Estação P7: Localizada antes da estação de injeção de cera, é a última estação antes que os veículos qualificados saiam da oficina de pintura. As informações do veículo são lidas e enviadas para a sala de controle central da oficina de pintura via MELSECNET/10H e, em seguida, para a oficina de montagem final via Ethernet, servindo como dados fundamentais para as operações do sistema de identificação de peças da oficina de montagem final.
Estações de monitoramento adicionais podem ser instaladas de acordo com as diferentes necessidades de produção. Quando os dados do veículo não puderem ser lidos normalmente, eles podem ser reescritos. Estações com um único modo de backup também podem ser configuradas.
c. Etiquetas RFID
As etiquetas RFID são instaladas em cada palete e circulam por todo o processo de produção. Portanto, o impacto do ambiente metálico sobre a antena deve ser considerado. Durante a instalação, mantenha um espaço mínimo de 100 mm entre a antena e a superfície metálica. Além disso, a altura do ambiente metálico não deve exceder a altura da antena. Ambientes de alta temperatura podem afetar o desempenho dos componentes internos da etiqueta, impondo uma limitação à sua vida útil.

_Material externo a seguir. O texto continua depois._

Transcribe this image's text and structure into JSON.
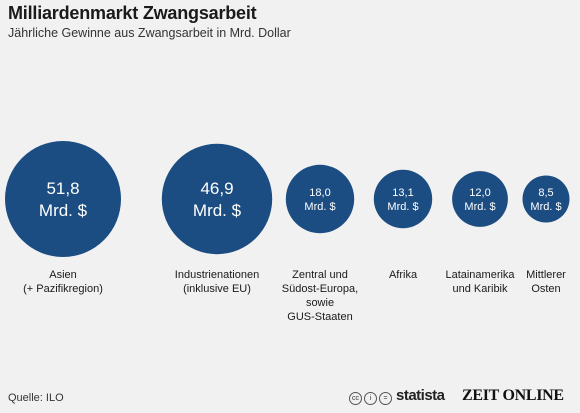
{
  "header": {
    "title": "Milliardenmarkt Zwangsarbeit",
    "subtitle": "Jährliche Gewinne aus Zwangsarbeit in Mrd. Dollar"
  },
  "chart_data": {
    "type": "bubble",
    "title": "Milliardenmarkt Zwangsarbeit",
    "subtitle": "Jährliche Gewinne aus Zwangsarbeit in Mrd. Dollar",
    "unit": "Mrd. $",
    "color": "#1c4d82",
    "categories": [
      {
        "label": "Asien\n(+ Pazifikregion)",
        "value": 51.8,
        "value_label": "51,8"
      },
      {
        "label": "Industrienationen\n(inklusive EU)",
        "value": 46.9,
        "value_label": "46,9"
      },
      {
        "label": "Zentral und\nSüdost-Europa,\nsowie\nGUS-Staaten",
        "value": 18.0,
        "value_label": "18,0"
      },
      {
        "label": "Afrika",
        "value": 13.1,
        "value_label": "13,1"
      },
      {
        "label": "Latainamerika\nund Karibik",
        "value": 12.0,
        "value_label": "12,0"
      },
      {
        "label": "Mittlerer\nOsten",
        "value": 8.5,
        "value_label": "8,5"
      }
    ]
  },
  "footer": {
    "source": "Quelle: ILO",
    "cc_icons": [
      "cc",
      "i",
      "="
    ],
    "brand_statista": "statista",
    "brand_zeit": "ZEIT ONLINE"
  }
}
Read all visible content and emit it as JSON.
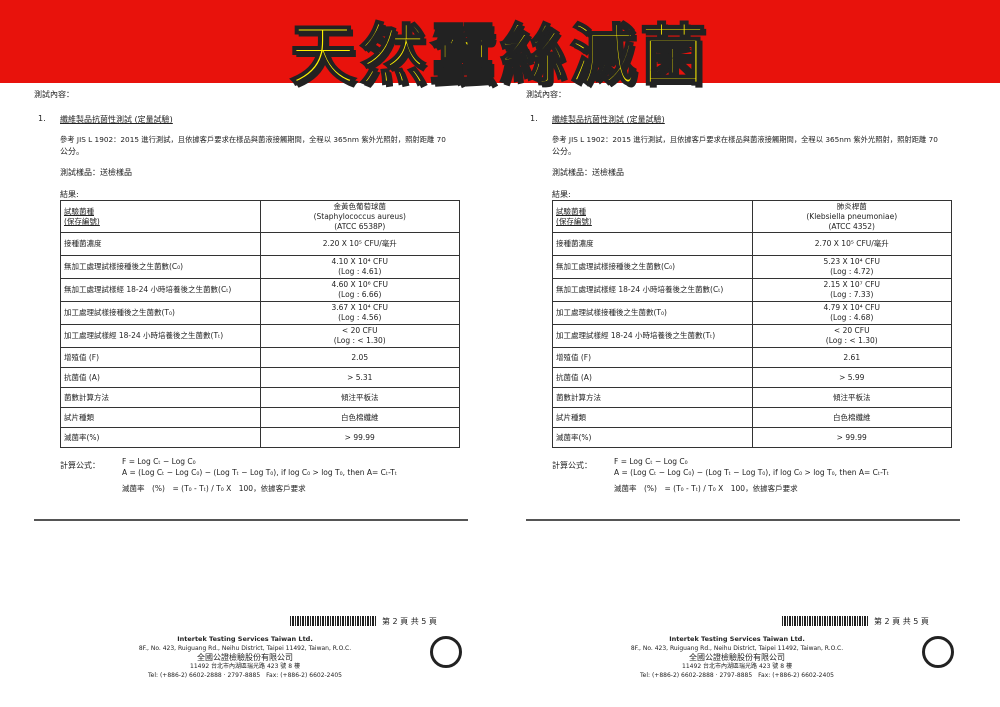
{
  "banner": {
    "title": "天然蠶絲滅菌"
  },
  "pages": [
    {
      "section_label": "測試內容：",
      "item_no": "1.",
      "item_title": "纖維製品抗菌性測試 (定量試驗)",
      "method": "參考 JIS L 1902：2015 進行測試，且依據客戶要求在樣品與菌液接觸期間，全程以 365nm 紫外光照射，照射距離 70",
      "method2": "公分。",
      "sample": "測試樣品：送檢樣品",
      "results_label": "結果:",
      "rows": [
        {
          "label": "試驗菌種\n(保存編號)",
          "value": "金黃色葡萄球菌\n(Staphylococcus aureus)\n(ATCC 6538P)"
        },
        {
          "label": "接種菌濃度",
          "value": "2.20 X 10⁵ CFU/毫升"
        },
        {
          "label": "無加工處理試樣接種後之生菌數(C₀)",
          "value": "4.10 X 10⁴ CFU\n(Log : 4.61)"
        },
        {
          "label": "無加工處理試樣經 18-24 小時培養後之生菌數(Cₜ)",
          "value": "4.60 X 10⁶ CFU\n(Log : 6.66)"
        },
        {
          "label": "加工處理試樣接種後之生菌數(T₀)",
          "value": "3.67 X 10⁴ CFU\n(Log : 4.56)"
        },
        {
          "label": "加工處理試樣經 18-24 小時培養後之生菌數(Tₜ)",
          "value": "< 20 CFU\n(Log : < 1.30)"
        },
        {
          "label": "增殖值 (F)",
          "value": "2.05"
        },
        {
          "label": "抗菌值 (A)",
          "value": "> 5.31"
        },
        {
          "label": "菌數計算方法",
          "value": "傾注平板法"
        },
        {
          "label": "試片種類",
          "value": "白色棉纖維"
        },
        {
          "label": "滅菌率(%)",
          "value": "> 99.99"
        }
      ],
      "formula_label": "計算公式：",
      "formula1": "F = Log Cₜ − Log C₀",
      "formula2": "A = (Log Cₜ − Log C₀) − (Log Tₜ − Log T₀), if log C₀ > log T₀, then A= Cₜ-Tₜ",
      "formula3": "滅菌率　(%)　= (T₀ - Tₜ) / T₀ X　100，依據客戶要求",
      "page_no": "第 2 頁 共 5 頁",
      "company_en": "Intertek Testing Services Taiwan Ltd.",
      "address_en": "8F., No. 423, Ruiguang Rd., Neihu District, Taipei 11492, Taiwan, R.O.C.",
      "company_zh": "全國公證檢驗股份有限公司",
      "address_zh": "11492 台北市內湖區瑞光路 423 號 8 樓",
      "tel": "Tel: (+886-2) 6602-2888 · 2797-8885　Fax: (+886-2) 6602-2405",
      "logo": "in"
    },
    {
      "section_label": "測試內容：",
      "item_no": "1.",
      "item_title": "纖維製品抗菌性測試 (定量試驗)",
      "method": "參考 JIS L 1902：2015 進行測試，且依據客戶要求在樣品與菌液接觸期間，全程以 365nm 紫外光照射，照射距離 70",
      "method2": "公分。",
      "sample": "測試樣品：送檢樣品",
      "results_label": "結果:",
      "rows": [
        {
          "label": "試驗菌種\n(保存編號)",
          "value": "肺炎桿菌\n(Klebsiella pneumoniae)\n(ATCC 4352)"
        },
        {
          "label": "接種菌濃度",
          "value": "2.70 X 10⁵ CFU/毫升"
        },
        {
          "label": "無加工處理試樣接種後之生菌數(C₀)",
          "value": "5.23 X 10⁴ CFU\n(Log : 4.72)"
        },
        {
          "label": "無加工處理試樣經 18-24 小時培養後之生菌數(Cₜ)",
          "value": "2.15 X 10⁷ CFU\n(Log : 7.33)"
        },
        {
          "label": "加工處理試樣接種後之生菌數(T₀)",
          "value": "4.79 X 10⁴ CFU\n(Log : 4.68)"
        },
        {
          "label": "加工處理試樣經 18-24 小時培養後之生菌數(Tₜ)",
          "value": "< 20 CFU\n(Log : < 1.30)"
        },
        {
          "label": "增殖值 (F)",
          "value": "2.61"
        },
        {
          "label": "抗菌值 (A)",
          "value": "> 5.99"
        },
        {
          "label": "菌數計算方法",
          "value": "傾注平板法"
        },
        {
          "label": "試片種類",
          "value": "白色棉纖維"
        },
        {
          "label": "滅菌率(%)",
          "value": "> 99.99"
        }
      ],
      "formula_label": "計算公式：",
      "formula1": "F = Log Cₜ − Log C₀",
      "formula2": "A = (Log Cₜ − Log C₀) − (Log Tₜ − Log T₀), if log C₀ > log T₀, then A= Cₜ-Tₜ",
      "formula3": "滅菌率　(%)　= (T₀ - Tₜ) / T₀ X　100，依據客戶要求",
      "page_no": "第 2 頁 共 5 頁",
      "company_en": "Intertek Testing Services Taiwan Ltd.",
      "address_en": "8F., No. 423, Ruiguang Rd., Neihu District, Taipei 11492, Taiwan, R.O.C.",
      "company_zh": "全國公證檢驗股份有限公司",
      "address_zh": "11492 台北市內湖區瑞光路 423 號 8 樓",
      "tel": "Tel: (+886-2) 6602-2888 · 2797-8885　Fax: (+886-2) 6602-2405",
      "logo": "in"
    }
  ]
}
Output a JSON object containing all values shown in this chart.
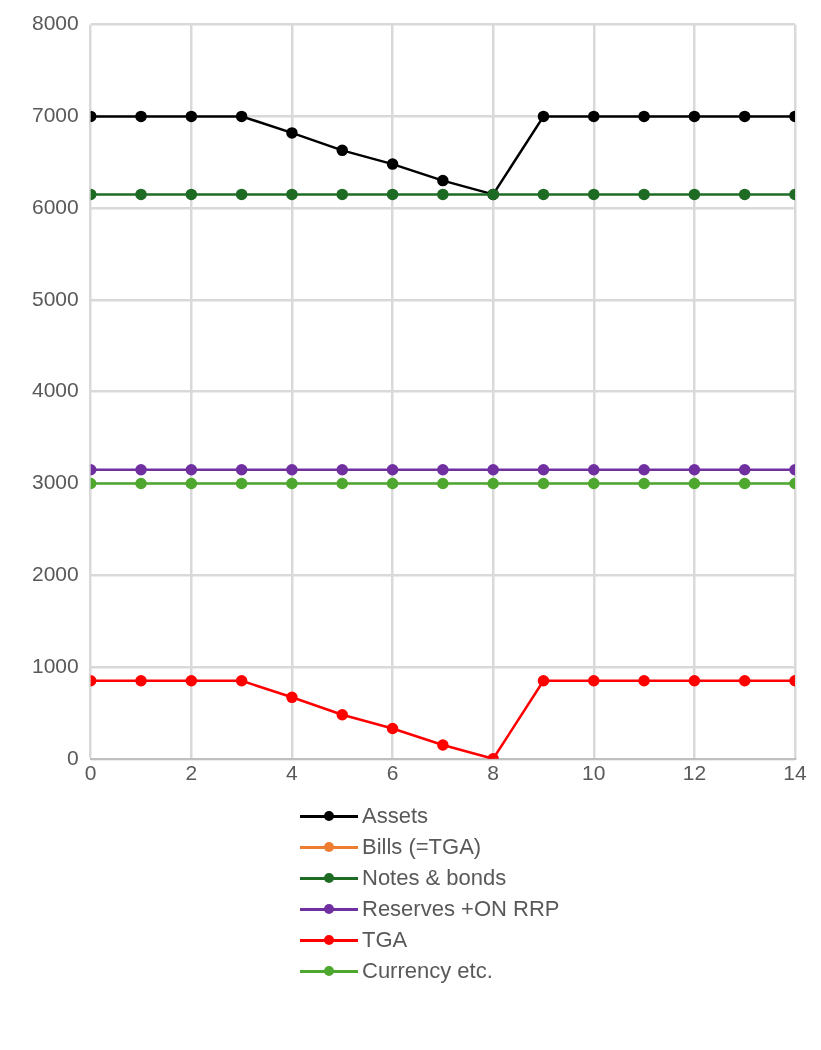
{
  "chart_data": {
    "type": "line",
    "x": [
      0,
      1,
      2,
      3,
      4,
      5,
      6,
      7,
      8,
      9,
      10,
      11,
      12,
      13,
      14
    ],
    "series": [
      {
        "name": "Assets",
        "color": "#000000",
        "values": [
          7000,
          7000,
          7000,
          7000,
          6820,
          6630,
          6480,
          6300,
          6150,
          7000,
          7000,
          7000,
          7000,
          7000,
          7000
        ]
      },
      {
        "name": "Bills (=TGA)",
        "color": "#ed7d31",
        "values": [
          null,
          null,
          null,
          null,
          null,
          null,
          null,
          null,
          null,
          null,
          null,
          null,
          null,
          null,
          null
        ]
      },
      {
        "name": "Notes & bonds",
        "color": "#1e6b24",
        "values": [
          6150,
          6150,
          6150,
          6150,
          6150,
          6150,
          6150,
          6150,
          6150,
          6150,
          6150,
          6150,
          6150,
          6150,
          6150
        ]
      },
      {
        "name": "Reserves +ON RRP",
        "color": "#7030a0",
        "values": [
          3150,
          3150,
          3150,
          3150,
          3150,
          3150,
          3150,
          3150,
          3150,
          3150,
          3150,
          3150,
          3150,
          3150,
          3150
        ]
      },
      {
        "name": "TGA",
        "color": "#ff0000",
        "values": [
          850,
          850,
          850,
          850,
          670,
          480,
          330,
          150,
          0,
          850,
          850,
          850,
          850,
          850,
          850
        ]
      },
      {
        "name": "Currency etc.",
        "color": "#4ea72e",
        "values": [
          3000,
          3000,
          3000,
          3000,
          3000,
          3000,
          3000,
          3000,
          3000,
          3000,
          3000,
          3000,
          3000,
          3000,
          3000
        ]
      }
    ],
    "xlim": [
      0,
      14
    ],
    "xticks": [
      0,
      2,
      4,
      6,
      8,
      10,
      12,
      14
    ],
    "ylim": [
      0,
      8000
    ],
    "yticks": [
      0,
      1000,
      2000,
      3000,
      4000,
      5000,
      6000,
      7000,
      8000
    ],
    "grid": true,
    "legend": "bottom",
    "marker": "circle",
    "line_style": "solid"
  }
}
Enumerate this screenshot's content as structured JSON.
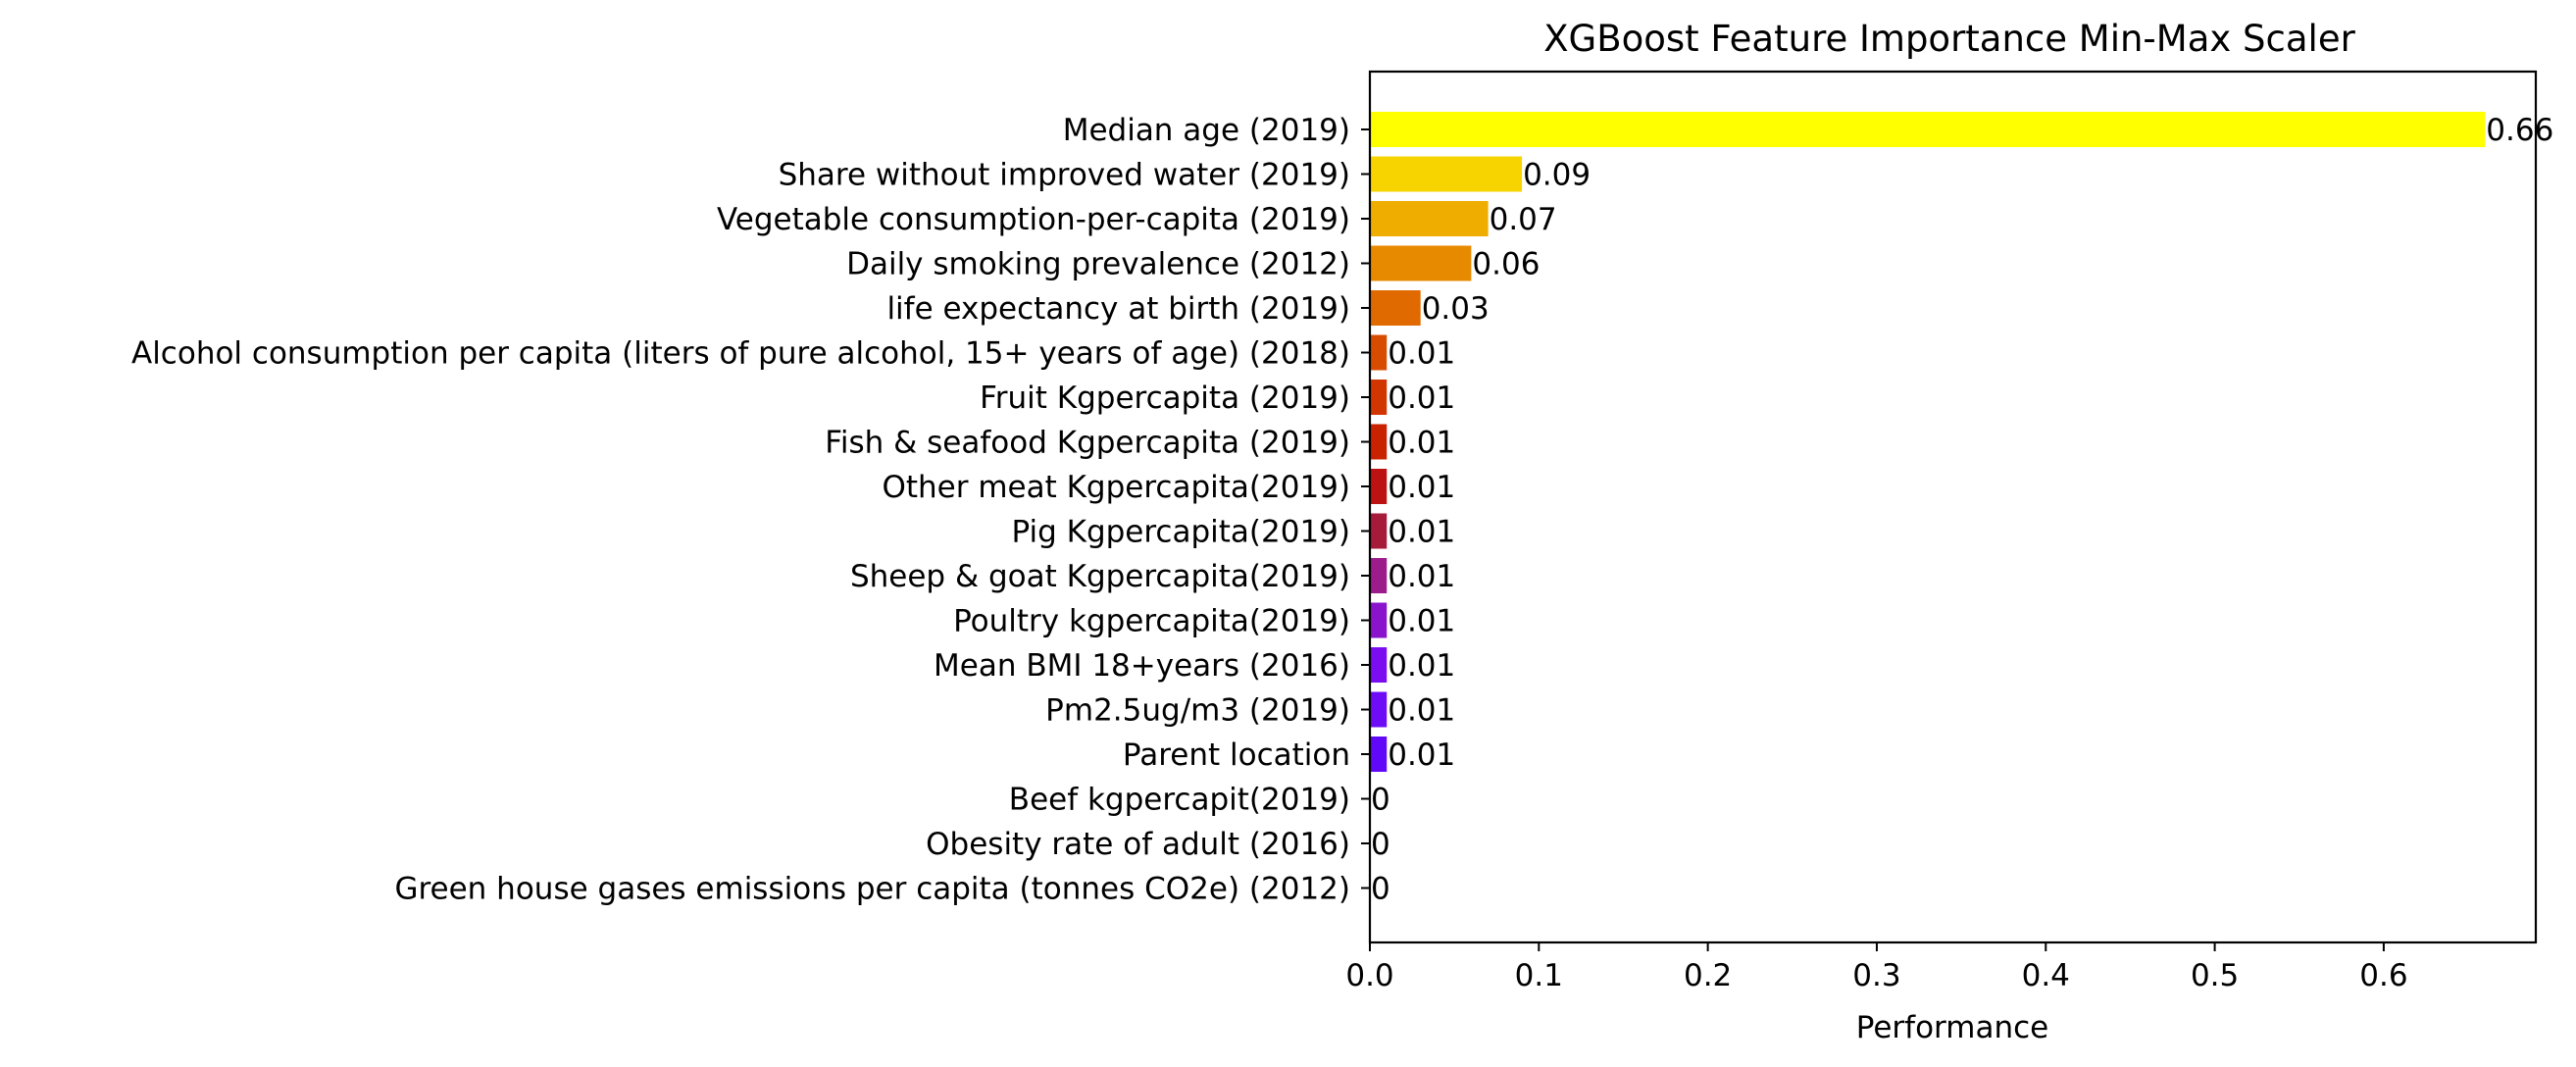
{
  "chart_data": {
    "type": "bar",
    "orientation": "horizontal",
    "title": "XGBoost Feature Importance Min-Max Scaler",
    "xlabel": "Performance",
    "ylabel": "",
    "xlim": [
      0,
      0.69
    ],
    "xticks": [
      "0.0",
      "0.1",
      "0.2",
      "0.3",
      "0.4",
      "0.5",
      "0.6"
    ],
    "grid": false,
    "categories": [
      "Median age (2019)",
      "Share without improved water (2019)",
      "Vegetable consumption-per-capita (2019)",
      "Daily smoking prevalence (2012)",
      "life expectancy at birth (2019)",
      "Alcohol consumption per capita (liters of pure alcohol, 15+ years of age) (2018)",
      "Fruit Kgpercapita (2019)",
      "Fish & seafood Kgpercapita (2019)",
      "Other meat Kgpercapita(2019)",
      "Pig Kgpercapita(2019)",
      "Sheep & goat Kgpercapita(2019)",
      "Poultry kgpercapita(2019)",
      "Mean BMI 18+years (2016)",
      "Pm2.5ug/m3 (2019)",
      "Parent location",
      "Beef kgpercapit(2019)",
      "Obesity rate of adult (2016)",
      "Green house gases emissions per capita (tonnes CO2e) (2012)"
    ],
    "values": [
      0.66,
      0.09,
      0.07,
      0.06,
      0.03,
      0.01,
      0.01,
      0.01,
      0.01,
      0.01,
      0.01,
      0.01,
      0.01,
      0.01,
      0.01,
      0,
      0,
      0
    ],
    "value_labels": [
      "0.66",
      "0.09",
      "0.07",
      "0.06",
      "0.03",
      "0.01",
      "0.01",
      "0.01",
      "0.01",
      "0.01",
      "0.01",
      "0.01",
      "0.01",
      "0.01",
      "0.01",
      "0",
      "0",
      "0"
    ],
    "colors": [
      "#ffff00",
      "#f7d400",
      "#efad00",
      "#e88a00",
      "#e06a00",
      "#d84c00",
      "#d13500",
      "#c92200",
      "#bd1212",
      "#a61a3a",
      "#9c1c8c",
      "#8a14cc",
      "#7a0ef0",
      "#6e0cf6",
      "#6208f8",
      "#5506f8",
      "#4a04f8",
      "#3f02f8"
    ]
  }
}
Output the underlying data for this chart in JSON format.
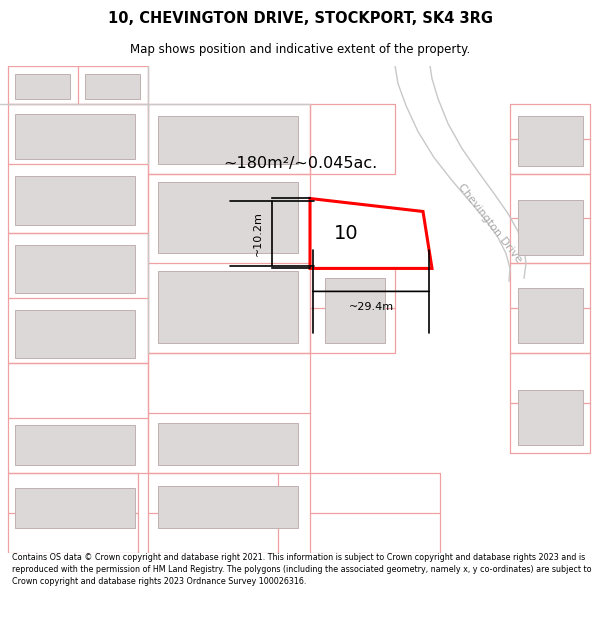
{
  "title_line1": "10, CHEVINGTON DRIVE, STOCKPORT, SK4 3RG",
  "title_line2": "Map shows position and indicative extent of the property.",
  "footer_text": "Contains OS data © Crown copyright and database right 2021. This information is subject to Crown copyright and database rights 2023 and is reproduced with the permission of HM Land Registry. The polygons (including the associated geometry, namely x, y co-ordinates) are subject to Crown copyright and database rights 2023 Ordnance Survey 100026316.",
  "area_label": "~180m²/~0.045ac.",
  "width_label": "~29.4m",
  "height_label": "~10.2m",
  "number_label": "10",
  "road_label": "Chevington Drive",
  "bg_color": "#ffffff",
  "plot_line_color": "#f0a0a0",
  "building_fill": "#ddd8d8",
  "building_edge": "#c0b0b0",
  "road_gray_color": "#c8c8c8",
  "highlight_color": "#ff0000",
  "dim_color": "#000000",
  "text_color": "#000000",
  "road_label_color": "#aaaaaa"
}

Em instalações que também operam pontos de identificação de baixa frequência (LF RFID), a compatibilidade do layout da linha com dispositivos adequados, como leitores LF RFID, pode garantir um reconhecimento consistente em diferentes requisitos de estação.
IV. conclusão
Atualmente, diversas montadoras nacionais implementaram sistemas AVI em importantes áreas de produção, como pintura, montagem final e fabricação de motores. A aplicação desses sistemas aprimorou os níveis de gestão da produção, aumentou a eficiência produtiva, reduziu os custos logísticos e facilitou a produção sob encomenda. Os arquivos de informações do veículo acompanham o veículo desde a fabricação até a venda e mesmo o serviço pós-venda, fornecendo dados de referência essenciais para a gestão da produção e o serviço pós-venda, permitindo a rastreabilidade das informações de produção do veículo e impulsionando a construção de uma indústria baseada em informações.